To stay top of this emerging threat, Work, speaking as the vice-chairman of the National Security Commission on AI, is calling on the federal government to add senior AI advisors to the top ranks of the White House, Defense Department and intelligence community.
The commission, in its final report to Congress and President Joe Biden, recommended standing up a Technology Competitiveness Council within the White House, modeled after the National Security Council, that would prepare for the threats and opportunities of AI.
The report also recommended creating a Digital Service Academy, modeled after the five current military service academies, that would “grow tech talent with the same seriousness of purpose that we grow military officers,” and train current and future federal employees.
Despite the breadth of the 750-page final report, Work said the commission has received “extraordinary support” from Congress, which authorized the panel in the 2019 National Defense Authorization Act.
Several of the commission’s recommendations made it into this year’s NDAA, and Work said commissioners will urge Congress and the president to put more of its recommendations on the pathway to becoming law.
“This isn’t a time for incremental steps.
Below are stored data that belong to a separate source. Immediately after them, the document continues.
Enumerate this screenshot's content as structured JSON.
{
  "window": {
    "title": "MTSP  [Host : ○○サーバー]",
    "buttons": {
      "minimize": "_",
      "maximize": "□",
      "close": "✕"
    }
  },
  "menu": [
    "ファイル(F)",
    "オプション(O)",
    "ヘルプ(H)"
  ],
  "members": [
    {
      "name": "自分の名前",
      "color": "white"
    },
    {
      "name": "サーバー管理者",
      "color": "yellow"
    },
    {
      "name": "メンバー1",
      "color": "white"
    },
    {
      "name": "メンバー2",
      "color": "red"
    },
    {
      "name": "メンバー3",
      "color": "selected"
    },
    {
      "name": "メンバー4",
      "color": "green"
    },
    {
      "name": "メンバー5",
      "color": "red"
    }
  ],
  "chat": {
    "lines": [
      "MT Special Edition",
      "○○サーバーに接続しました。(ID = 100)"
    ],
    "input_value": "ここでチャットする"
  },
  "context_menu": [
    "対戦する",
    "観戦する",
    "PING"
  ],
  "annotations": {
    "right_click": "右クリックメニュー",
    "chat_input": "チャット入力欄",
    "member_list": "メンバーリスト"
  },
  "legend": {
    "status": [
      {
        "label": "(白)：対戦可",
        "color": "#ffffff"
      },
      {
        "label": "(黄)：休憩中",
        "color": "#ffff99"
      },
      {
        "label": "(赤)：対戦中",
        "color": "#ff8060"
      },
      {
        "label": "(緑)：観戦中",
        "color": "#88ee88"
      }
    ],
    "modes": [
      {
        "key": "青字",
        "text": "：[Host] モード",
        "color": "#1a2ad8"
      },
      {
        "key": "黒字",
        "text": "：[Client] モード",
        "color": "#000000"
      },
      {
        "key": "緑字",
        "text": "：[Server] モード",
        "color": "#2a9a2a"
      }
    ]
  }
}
We have to take bold action, and any time you take bold action, conservative elements of the government want to say, ‘Let’s take a look at this more.’ We feel as a commission that this is not the time for paralysis by analysis,” Work said.
The federal government would cover tuition for students enrolled in the Digital Service Academy, in exchange for a five-year commitment to civilian federal government service after graduating.
Students would take on work as GS-7 employees after graduating and advance to GS-11 positions over the course of their five-year stints.
Students would also begin the security clearance process at least two years before graduating.
Work said Congress has taken a particular interest in the commission’s recommendation to stand up the academy, which on paper would enroll its first class of about 500 students three-to-five years after Congress authorizes it.
“That is something we could do right away,” Work said. “It will take maybe a year to stand up, but that will help us get AI-ready by 2025.”
NSCAI Chairman and former Google CEO Eric Schmidt said building up leadership and the workforce make up two of the four pillars in the commission’s final report.
The other two focus on hardening the U.S. supply chain of semiconductors and increasing the amount of federal spending on AI research and development
“We have a huge talent deficit. We need to build to talent, new talent and expand existing programs in government, and we need the world’s best to come and stay to cultivate homegrown talent,” Schmidt said.
Commissioner José-Marie Griffiths, president of Dakota State University, said the commission at one point considered meeting the goals of the Digital Service Academy through a network of existing academic institutions.
However, commissioners determined this proposal would’ve overlapped with what the Cybersecurity and Infrastructure Security Agency’s Cyber Corps Scholarship already accomplishes.
“The main reason why we went forward with a recommendation for a single new entity and university was the leadership culture that could be developed within a single institution,” Griffiths said. “If you develop things through a network, you don’t quite get that cultural component, and we feel that the federal government increasingly needs a new leadership corps, if you like, coming through and, and being constantly replenished, so that the government can continue to evolve its capabilities and technology in an unending way.”
The report notes that civil servants play a “critical and often underappreciated role in government,” but hold much of the government’s long-term expertise.
Competitive service and scholarship for service programs have helped recruit talent, but the commissioners said those programs won’t meet the full scope of the government’s demand of AI talent.
“Digitally talented people should be able to reasonably expect to spend a career performing meaningful work focused on their field of expertise in government,” the report states. “Without such an expectation, they are unlikely to join the government workforce, and without their experience matching expectations, they are unlikely to stay for long.”
The final report divides its recommendations into two buckets — how the federal government can responsibly use AI for defense and national security, and how the U.S. should prepare for a long-term competition to stay ahead of international competitors in AI research.
Work said the final report sets a high bar for agencies to improve their AI talent pool and would build up DoD’s Joint AI Center as an “AI accelerator” throughout the department.
The commission’s final report also recommends DoD and the intelligence community reach a baseline level of AI readiness by 2025.
Commissioner Safra Catz, Oracle’s chief executive officer, said DoD and the intelligence community will require a “significant change” in organizational structure, as well as increased collaboration between the intelligence and defense communities.
Steve Chien, a senior research scientist for AI and autonomous systems at NASA’s Jet Propulsion Laboratory, said the recommendations will require the federal government to “fundamentally change how it is doing business to embrace AI,” and will require participation from the private sector.
“We need academia, we need industry, we need traditional defense contractors, we need the tech technology companies. We also need small businesses. We feel that they all play a very important role in this tremendous change that is happening in the national security area, as well as the economic security area,” Chien said.